You can use this procedure to enable the use of client certificates for authentication with the AS ABAP.

The AS ABAP is enabled to use SSL. For more information, see Configuring the AS ABAP for Supporting SSL.

Set the AS ABAP profile parameter icm/HTTPS/verify_client to the value 1 (accept certificates) or 2 (require certificates) to support the use of client certificates.

Note

If you are configuring X.509 certificate logon for Web services, you do not have to set this parameter.

End of the note.
Restart the IC manager using transaction SMICM.
Maintain the server's SSL server PSE.
Use the trust manager (transaction STRUST) and import the issuing CA's root certificate into this PSE's certificate list.

Maintain the user mapping in table USREXTID (for example, using the table maintenance transaction SM30, view VUSREXTID).

Enter the following information in the corresponding fields:

Mapping Data
Field	Value	Comment
`Type of external ID`	DN	Enter in the Determine Work Area: Entry dialog.
`Extern.ID`	Distinguished Name as found in the user's certificate.	None
`Serial no.`	Serial number of the certificate: 000 is the default value.	Optional and not currently checked in the system.
`User`	SAP system user ID	None
`Min. date`	Earliest date on which the certificate is valid for logging on to the system.	Optional and not currently checked in the system.

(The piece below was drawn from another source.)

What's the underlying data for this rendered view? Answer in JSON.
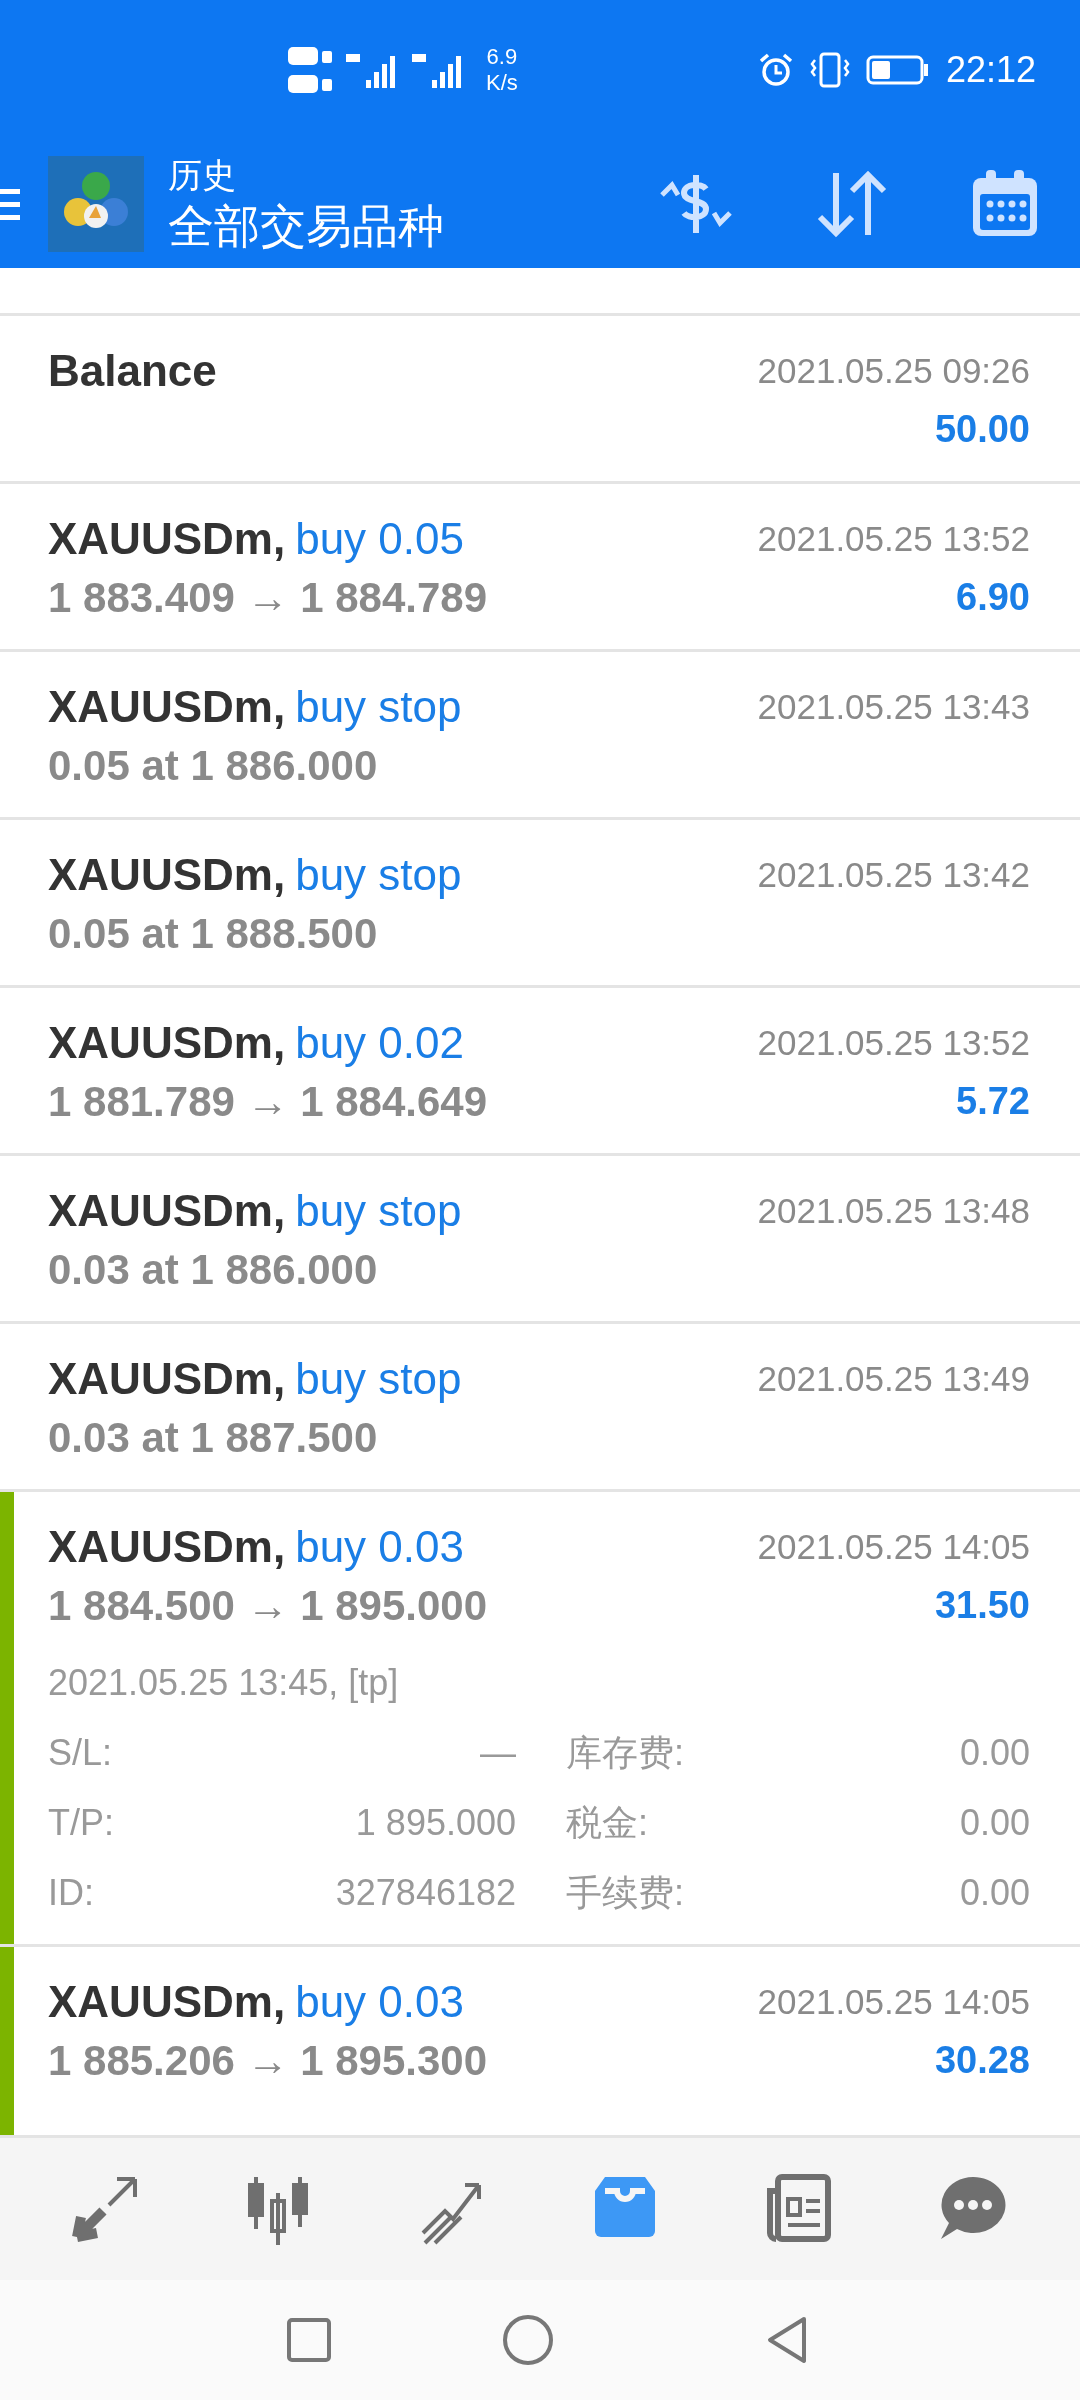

You can alternatively use the Import function to load a certificate from the file system to use for the mapping.

Set the Activated indicator to activate the client certificate logon for the user.
You can enter users' data in preparation for using certificates and activate it at a later time.

Save your entries.

The AS ABAP can accept X.509 client certificates for user authentication.